Game Of Thrones star Aidan Gillen has revealed he would shred his scripts from the show in order to prevent spoilers from leaking.
The Irish actor appeared in the HBO fantasy epic series for seven seasons, playing the scheming Lord Petyr ‘Littlefinger’ Baelish.
Producers of the global hit are notoriously meticulous when it comes to preventing leaks and Gillen, who previously starred in gritty crime drama The Wire, said he would ensure his used scripts were illegible if they ever fell into the wrong hands.
He told the Press Association: “I’ve always been quite diligent about shredding scripts as soon as they’re done. Going way back to when I worked on The Wire. They had a shredding machine in the office, it was the first time I was ever conscious of that, it was before social media so it wasn’t such a big deal.
“But they were ahead of their time. They were saying, ‘when you’re finished with these scripts, come into the office and shred them because we don’t want people knowing what’s going to happen’.
“So it’s always been part of my system. Once you’re finished, destroy it. I don’t tell members of my family what’s happening in scripts or if I’m going to be part of some major plot point, I keep it from everyone.”
Dublin-born Gillen, 50, was a major presence in Game Of Thrones, first appearing in 2011 when the show began.
Despite his lengthy stint on the programme, he does not know how it ends and has not asked any of his former co-stars ahead of the eighth and final season’s arrival in April.

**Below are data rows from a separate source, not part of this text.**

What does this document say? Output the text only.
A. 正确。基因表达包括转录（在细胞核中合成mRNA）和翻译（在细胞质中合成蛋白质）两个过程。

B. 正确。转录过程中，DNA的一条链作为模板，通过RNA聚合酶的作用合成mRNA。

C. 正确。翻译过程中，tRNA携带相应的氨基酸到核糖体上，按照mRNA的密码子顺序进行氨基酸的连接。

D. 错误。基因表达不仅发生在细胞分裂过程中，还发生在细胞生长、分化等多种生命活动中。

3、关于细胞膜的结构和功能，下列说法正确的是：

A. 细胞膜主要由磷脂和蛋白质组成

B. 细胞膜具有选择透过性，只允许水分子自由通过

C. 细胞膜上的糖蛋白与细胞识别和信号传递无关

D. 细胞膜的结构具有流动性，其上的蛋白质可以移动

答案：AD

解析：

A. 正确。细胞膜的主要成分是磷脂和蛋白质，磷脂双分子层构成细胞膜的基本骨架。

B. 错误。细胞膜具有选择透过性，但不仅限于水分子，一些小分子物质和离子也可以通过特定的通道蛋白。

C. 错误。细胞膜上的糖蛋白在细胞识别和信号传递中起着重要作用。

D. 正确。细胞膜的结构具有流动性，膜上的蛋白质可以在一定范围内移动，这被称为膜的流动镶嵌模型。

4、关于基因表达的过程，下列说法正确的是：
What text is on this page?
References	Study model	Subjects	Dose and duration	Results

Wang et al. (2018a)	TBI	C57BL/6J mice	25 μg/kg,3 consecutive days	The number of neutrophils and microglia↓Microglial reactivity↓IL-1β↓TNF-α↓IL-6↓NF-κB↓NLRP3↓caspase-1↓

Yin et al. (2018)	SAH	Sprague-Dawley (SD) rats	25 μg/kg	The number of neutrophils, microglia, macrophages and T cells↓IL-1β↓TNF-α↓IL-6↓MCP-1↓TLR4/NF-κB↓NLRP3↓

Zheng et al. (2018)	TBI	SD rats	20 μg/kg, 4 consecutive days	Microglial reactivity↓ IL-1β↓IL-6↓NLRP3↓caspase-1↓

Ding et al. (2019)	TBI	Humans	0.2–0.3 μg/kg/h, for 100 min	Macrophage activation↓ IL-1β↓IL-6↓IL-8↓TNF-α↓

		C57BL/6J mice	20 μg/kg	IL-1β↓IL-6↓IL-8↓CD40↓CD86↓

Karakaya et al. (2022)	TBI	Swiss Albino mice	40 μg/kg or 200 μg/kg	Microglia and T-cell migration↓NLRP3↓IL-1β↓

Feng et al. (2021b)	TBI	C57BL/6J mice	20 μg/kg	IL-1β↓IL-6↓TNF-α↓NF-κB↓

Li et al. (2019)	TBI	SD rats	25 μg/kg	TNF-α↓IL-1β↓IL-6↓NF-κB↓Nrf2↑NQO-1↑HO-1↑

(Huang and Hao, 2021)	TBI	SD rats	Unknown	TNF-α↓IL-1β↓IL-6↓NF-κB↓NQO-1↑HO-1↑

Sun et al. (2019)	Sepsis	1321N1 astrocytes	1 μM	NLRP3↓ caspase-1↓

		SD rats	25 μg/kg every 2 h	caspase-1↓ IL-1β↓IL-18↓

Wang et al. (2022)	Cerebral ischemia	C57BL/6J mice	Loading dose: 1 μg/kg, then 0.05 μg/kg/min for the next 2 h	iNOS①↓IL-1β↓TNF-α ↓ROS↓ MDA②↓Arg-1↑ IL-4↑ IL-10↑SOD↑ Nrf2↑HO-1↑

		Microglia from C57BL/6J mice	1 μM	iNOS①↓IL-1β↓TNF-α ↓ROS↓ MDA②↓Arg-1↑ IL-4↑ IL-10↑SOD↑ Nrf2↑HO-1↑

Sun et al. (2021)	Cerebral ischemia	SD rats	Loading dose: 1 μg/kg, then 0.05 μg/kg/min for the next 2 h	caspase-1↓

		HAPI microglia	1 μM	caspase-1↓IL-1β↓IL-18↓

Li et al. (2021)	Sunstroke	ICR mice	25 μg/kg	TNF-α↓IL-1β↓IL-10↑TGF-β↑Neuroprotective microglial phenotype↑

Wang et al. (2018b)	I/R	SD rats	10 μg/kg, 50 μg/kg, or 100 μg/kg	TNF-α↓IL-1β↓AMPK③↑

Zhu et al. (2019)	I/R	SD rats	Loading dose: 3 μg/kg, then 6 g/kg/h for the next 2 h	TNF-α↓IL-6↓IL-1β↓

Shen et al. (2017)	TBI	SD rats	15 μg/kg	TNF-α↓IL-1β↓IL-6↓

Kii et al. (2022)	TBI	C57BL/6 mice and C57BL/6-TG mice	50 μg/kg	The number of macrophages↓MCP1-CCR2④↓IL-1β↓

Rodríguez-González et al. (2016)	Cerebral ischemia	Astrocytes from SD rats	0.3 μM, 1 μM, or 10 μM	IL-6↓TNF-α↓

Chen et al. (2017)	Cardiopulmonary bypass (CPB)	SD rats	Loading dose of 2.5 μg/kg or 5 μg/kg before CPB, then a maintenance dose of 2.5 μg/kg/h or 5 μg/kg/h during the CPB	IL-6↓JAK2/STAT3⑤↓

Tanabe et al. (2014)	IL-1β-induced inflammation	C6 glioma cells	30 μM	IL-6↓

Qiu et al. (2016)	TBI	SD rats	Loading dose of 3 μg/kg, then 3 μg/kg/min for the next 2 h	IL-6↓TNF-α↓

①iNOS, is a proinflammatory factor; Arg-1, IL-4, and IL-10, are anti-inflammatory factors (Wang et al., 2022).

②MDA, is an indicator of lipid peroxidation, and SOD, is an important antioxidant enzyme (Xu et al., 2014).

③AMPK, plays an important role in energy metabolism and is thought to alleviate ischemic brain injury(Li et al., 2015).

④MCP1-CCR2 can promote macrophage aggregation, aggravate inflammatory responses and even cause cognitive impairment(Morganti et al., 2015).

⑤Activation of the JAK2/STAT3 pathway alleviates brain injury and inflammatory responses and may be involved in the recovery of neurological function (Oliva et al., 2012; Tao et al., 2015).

He said: “I don’t know how it’s going to finish but I am as excited as the rest of us. I honestly have no idea and friends who I would be in contact with who are still involved, I wouldn’t ask them and they wouldn’t tell me anyway.
“And I’d rather not know, but I’m looking forward to it.”
As well as his TV roles, Gillen has also appeared on the big screen, including a part as a CIA agent in The Dark Knight Rises.
But he is perhaps best known for his role as Lord Baelish in the hugely popular Game Of Thrones, which has millions of fans around the world.
He said fans still call him by the name of the character in the street.
He said: “That’s not gone away and it won’t. People still greet you on the street by your character name. I’m not looking to either forget it or remember it for the rest of my life.
“If it’s something as widely seen as that, it’ll stay in the ether for a while and eventually something else will come along and eventually no-one will know who you are, or care. It’s going to be great.”